Os geraizeiros foram reconhecidos pelo Governo Federal somente em fevereiro de 2007, a partir do Decreto Nº 6.040, que instituiu a Política Nacional de Desenvolvimento Sustentável dos Povos e Comunidades Tradicionais. No entanto, foi apenas em 2018 que os geraizeiros de Grão Mogol, Padre Carvalho e Josenópolis, que se dividem nos núcleos Tingui, Lamarão e Josenópolis, receberam a Certidãode Autodefinição, concedida pela Comissão Estadual para o Desenvolvimento Sustentável de Povos e Comunidades Tradicionais de Minas Gerais (CEPCT-MG).
Mais que povos tradicionais, os geraizeiros são conhecidos como guardiões do Cerrado. Bioma marcado por um histórico de desvalorização e representações sociais negativas, considerado pobre e sem beleza quando se comparado a outros biomas – consequência das razões conjunturais e da exploração dos segmentos dominantes da sociedade.
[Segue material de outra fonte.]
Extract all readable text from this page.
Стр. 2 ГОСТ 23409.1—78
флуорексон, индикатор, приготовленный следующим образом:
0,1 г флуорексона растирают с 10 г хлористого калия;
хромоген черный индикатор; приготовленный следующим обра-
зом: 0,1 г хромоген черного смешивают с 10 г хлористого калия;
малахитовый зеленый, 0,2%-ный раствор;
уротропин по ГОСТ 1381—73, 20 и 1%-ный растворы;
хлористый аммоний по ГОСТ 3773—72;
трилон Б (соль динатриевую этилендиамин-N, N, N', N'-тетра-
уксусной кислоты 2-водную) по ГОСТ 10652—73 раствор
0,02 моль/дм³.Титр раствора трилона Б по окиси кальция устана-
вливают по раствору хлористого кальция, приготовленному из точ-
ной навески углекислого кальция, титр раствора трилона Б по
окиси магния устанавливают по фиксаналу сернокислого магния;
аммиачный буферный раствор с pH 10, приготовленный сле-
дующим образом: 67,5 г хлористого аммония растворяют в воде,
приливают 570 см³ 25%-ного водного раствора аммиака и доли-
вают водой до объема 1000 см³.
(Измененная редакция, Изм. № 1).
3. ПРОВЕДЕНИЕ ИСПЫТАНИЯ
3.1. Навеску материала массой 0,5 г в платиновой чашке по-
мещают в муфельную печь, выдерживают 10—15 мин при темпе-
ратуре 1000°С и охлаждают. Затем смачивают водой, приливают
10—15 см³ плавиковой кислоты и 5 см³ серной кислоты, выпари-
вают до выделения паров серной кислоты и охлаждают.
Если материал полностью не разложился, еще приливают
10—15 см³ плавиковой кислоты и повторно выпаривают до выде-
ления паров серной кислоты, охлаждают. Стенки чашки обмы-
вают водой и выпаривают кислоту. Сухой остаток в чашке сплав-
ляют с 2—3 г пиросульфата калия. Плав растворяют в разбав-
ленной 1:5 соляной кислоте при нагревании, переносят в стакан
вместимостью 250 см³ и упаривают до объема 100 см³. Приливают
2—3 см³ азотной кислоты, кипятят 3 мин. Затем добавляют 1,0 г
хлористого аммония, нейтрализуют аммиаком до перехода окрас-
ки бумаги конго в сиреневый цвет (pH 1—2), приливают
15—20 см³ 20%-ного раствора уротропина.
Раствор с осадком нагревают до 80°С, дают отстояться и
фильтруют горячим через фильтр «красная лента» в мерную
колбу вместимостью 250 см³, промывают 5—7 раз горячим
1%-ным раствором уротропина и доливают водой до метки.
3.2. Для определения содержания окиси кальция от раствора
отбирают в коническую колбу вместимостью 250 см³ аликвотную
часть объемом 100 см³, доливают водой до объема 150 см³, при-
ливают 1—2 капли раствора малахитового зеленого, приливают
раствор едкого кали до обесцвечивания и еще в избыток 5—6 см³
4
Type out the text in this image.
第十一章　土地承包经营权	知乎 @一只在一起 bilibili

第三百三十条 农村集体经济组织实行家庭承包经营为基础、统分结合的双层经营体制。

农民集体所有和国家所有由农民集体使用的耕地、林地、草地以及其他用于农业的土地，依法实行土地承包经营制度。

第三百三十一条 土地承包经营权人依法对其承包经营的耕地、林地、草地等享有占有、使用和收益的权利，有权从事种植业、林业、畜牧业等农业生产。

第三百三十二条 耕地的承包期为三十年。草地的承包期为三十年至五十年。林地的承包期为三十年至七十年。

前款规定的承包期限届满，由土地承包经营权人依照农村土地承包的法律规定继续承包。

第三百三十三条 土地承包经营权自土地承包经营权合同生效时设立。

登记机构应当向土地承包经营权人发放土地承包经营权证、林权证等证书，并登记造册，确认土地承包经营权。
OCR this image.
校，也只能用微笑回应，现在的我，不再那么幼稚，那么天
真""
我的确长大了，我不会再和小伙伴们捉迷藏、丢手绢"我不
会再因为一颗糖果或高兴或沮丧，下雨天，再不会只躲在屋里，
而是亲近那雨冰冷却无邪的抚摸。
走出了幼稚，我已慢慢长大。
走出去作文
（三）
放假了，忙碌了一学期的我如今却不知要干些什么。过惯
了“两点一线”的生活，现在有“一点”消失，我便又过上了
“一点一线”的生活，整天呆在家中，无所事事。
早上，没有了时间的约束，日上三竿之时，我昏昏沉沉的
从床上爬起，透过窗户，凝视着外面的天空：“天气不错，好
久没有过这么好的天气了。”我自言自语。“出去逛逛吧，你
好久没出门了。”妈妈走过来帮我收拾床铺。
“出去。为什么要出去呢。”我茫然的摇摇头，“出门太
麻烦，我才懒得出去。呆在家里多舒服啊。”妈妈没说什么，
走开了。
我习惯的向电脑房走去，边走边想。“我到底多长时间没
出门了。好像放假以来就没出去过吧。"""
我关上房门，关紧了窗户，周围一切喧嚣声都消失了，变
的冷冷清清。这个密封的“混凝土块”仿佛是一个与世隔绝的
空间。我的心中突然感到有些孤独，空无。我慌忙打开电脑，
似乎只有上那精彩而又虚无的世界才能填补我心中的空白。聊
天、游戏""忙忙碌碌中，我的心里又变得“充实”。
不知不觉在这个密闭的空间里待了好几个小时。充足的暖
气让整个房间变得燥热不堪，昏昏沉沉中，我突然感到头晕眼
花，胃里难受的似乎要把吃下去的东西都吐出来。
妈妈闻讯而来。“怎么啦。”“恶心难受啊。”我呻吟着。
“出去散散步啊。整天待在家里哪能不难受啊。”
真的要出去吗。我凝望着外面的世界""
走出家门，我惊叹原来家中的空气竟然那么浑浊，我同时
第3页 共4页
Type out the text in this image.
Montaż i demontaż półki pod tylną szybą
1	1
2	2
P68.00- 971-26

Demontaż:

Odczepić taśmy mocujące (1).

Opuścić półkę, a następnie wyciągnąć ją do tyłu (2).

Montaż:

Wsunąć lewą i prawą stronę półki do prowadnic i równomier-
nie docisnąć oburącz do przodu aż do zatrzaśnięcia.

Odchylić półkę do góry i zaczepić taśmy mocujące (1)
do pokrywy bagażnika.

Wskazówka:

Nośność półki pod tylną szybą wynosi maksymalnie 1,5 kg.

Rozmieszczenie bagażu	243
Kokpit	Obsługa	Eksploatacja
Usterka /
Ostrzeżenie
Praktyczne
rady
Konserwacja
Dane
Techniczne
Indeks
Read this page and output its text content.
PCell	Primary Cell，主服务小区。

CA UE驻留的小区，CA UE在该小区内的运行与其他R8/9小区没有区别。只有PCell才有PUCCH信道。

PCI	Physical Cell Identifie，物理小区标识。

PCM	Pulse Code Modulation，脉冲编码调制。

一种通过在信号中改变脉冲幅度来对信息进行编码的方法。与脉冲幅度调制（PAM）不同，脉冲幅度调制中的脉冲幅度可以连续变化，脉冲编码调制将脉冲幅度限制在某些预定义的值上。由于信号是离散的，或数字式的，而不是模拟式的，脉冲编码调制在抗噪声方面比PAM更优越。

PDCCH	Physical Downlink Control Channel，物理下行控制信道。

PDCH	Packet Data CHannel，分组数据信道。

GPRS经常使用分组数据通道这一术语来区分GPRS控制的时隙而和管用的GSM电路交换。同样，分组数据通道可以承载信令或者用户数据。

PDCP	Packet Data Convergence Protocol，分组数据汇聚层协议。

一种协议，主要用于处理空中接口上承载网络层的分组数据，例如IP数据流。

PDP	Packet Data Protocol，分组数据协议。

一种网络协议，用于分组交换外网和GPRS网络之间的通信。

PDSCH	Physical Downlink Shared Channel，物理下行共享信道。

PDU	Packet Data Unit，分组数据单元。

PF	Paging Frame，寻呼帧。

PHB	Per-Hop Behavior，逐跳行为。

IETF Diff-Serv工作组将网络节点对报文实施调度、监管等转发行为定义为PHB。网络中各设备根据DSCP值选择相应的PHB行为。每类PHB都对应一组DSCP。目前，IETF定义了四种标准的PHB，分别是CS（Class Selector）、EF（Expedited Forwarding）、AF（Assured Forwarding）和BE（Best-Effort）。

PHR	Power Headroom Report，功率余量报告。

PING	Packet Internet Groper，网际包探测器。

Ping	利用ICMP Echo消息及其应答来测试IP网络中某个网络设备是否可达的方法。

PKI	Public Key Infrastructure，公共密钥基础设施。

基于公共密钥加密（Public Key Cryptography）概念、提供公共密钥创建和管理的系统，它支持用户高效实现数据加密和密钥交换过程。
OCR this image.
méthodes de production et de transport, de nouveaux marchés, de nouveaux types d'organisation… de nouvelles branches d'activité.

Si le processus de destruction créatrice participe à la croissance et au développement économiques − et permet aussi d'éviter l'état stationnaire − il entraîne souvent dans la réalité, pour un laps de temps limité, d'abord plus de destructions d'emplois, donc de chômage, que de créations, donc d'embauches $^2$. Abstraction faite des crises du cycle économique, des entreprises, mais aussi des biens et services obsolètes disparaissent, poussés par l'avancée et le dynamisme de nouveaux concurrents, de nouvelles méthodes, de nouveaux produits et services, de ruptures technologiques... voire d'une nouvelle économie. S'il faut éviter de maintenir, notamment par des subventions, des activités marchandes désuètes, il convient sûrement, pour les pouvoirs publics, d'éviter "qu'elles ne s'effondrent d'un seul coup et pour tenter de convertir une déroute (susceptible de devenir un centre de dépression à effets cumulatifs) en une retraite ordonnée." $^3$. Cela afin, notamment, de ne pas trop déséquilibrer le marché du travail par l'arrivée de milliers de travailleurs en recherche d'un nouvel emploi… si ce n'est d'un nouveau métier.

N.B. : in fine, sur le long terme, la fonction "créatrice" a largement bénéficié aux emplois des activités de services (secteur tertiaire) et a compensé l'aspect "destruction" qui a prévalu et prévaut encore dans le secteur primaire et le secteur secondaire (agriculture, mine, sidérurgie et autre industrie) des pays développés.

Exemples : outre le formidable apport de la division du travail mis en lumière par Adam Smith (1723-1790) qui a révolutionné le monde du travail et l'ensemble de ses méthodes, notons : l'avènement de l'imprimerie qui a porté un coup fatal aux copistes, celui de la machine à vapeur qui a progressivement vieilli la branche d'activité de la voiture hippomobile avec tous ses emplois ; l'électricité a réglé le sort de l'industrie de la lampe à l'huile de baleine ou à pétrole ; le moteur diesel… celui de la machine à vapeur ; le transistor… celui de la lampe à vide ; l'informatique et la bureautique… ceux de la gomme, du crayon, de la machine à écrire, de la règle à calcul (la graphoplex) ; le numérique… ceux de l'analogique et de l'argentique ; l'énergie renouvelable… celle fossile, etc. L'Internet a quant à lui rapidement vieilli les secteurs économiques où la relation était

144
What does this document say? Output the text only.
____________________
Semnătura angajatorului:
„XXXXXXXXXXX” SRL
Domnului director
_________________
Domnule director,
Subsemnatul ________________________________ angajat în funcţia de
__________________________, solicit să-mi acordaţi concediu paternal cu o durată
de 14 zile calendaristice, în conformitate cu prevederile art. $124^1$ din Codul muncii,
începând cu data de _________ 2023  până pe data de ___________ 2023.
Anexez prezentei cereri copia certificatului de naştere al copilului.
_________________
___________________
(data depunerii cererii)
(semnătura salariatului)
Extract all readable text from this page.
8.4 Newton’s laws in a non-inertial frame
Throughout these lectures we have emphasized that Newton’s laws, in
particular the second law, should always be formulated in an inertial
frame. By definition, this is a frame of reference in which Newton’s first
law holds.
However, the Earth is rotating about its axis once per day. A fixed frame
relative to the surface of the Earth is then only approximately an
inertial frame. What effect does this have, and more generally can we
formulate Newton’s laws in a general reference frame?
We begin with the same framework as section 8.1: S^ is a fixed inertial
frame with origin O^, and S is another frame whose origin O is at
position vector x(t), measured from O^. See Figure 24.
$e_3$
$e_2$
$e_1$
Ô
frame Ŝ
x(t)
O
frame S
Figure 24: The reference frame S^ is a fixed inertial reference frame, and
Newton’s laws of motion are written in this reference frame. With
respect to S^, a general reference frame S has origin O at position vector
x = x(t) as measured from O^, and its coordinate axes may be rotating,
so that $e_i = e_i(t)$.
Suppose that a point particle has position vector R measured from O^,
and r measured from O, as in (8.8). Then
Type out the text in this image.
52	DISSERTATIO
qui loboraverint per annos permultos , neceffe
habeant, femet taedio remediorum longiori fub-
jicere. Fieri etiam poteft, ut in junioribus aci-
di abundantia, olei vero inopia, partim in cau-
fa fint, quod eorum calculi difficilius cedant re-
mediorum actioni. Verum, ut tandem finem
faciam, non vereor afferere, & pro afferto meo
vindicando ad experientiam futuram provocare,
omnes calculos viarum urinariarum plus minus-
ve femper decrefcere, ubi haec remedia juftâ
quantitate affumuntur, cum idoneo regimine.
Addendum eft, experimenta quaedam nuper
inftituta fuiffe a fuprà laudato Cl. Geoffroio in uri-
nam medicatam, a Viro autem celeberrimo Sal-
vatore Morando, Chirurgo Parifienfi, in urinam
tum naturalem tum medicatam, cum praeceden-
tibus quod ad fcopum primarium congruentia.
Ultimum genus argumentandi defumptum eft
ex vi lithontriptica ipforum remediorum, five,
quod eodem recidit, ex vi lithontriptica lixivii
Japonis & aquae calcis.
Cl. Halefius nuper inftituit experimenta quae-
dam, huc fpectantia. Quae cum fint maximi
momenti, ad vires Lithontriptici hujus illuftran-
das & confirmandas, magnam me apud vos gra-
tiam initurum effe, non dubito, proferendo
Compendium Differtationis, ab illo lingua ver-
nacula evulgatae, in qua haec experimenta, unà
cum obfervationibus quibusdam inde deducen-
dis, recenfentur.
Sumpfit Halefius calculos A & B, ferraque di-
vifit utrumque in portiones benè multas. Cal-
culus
As populações locais contrapõem estes significados sobrepostos a paisagem do gerais, com experiências e atividades cotidianas que comprovam a riqueza ecológica e mostram as possibilidades e potencialidades dos agroecossistemas, além do desenvolvimento de relações sociais e culturais especificas dos povos do Cerrado.
Tempos atrás, o território geraizeiro era conhecido como “terras livres”, porque não existia cercas e propriedades privadas. As terras eram de uso comum e os contornos de cada família e comunidade eram guardados apenas na memória. Os animais, o gado e os suínos eram criados soltos nas áreas de chapadas.
A chegada das empresas e a mudança da paisagem
A chegada das empresas mudou o cenário e o povo livre e sem preocupações com a demarcação das terras, se tornou vítima de grileiros, por não possuírem o documento de posse das terras, perderam as propriedades para as empresas.
Ao longo das últimas décadas a região foi tomada por extensos plantios de eucalipto, que impactou diretamente no modo de vida da população local. O plantio foi impulsionado por uma política de Estado em meados da década de 1970, que viabilizou o arrendamento de terras tidas como “desocupadas” para as empresas. O desenvolvimento dessa cultura causou e vem causando severos impactos ao território geraizeiro, desde a perda da biodiversidade e escassez de água, até as relações sociais e culturais do povo. Além das empresas de eucalipto, a região também foi invadida por outras empresas, como a Mantiqueira Transmissora de Energia e a empresa Sul Americana de Metais – SAM, que não respeitam e desconsideram os direitos das famílias que são atingidas.
A organização popular
O Movimento dos Atingidos por Barragens (MAB) está organizado em comunidades geraizeiras na bacia do Jequitinhonha e no Alto Rio Pardo. Para Carmem Gouveia “o MAB trouxe conhecimento dos direitos humanos, e do direito a vida para as pessoas. O movimento está aqui na região desde 2011 e nós travamos grandes lutas contra as empresas de eucalipto, mineração, e agora contra as linhas de transmissão e contra o governo que não atende a zona rural.”
O movimento junto às outras organizações locais, trabalham a fim de garantir os direitos do povo que são violados pelas empresas, na busca de melhorias para a região. Em meio a todos os desafios encontrados, os geraizeiros lutam pela retomada do seu território e pela garantia das condições para a reprodução do seu modo de vida e cultura.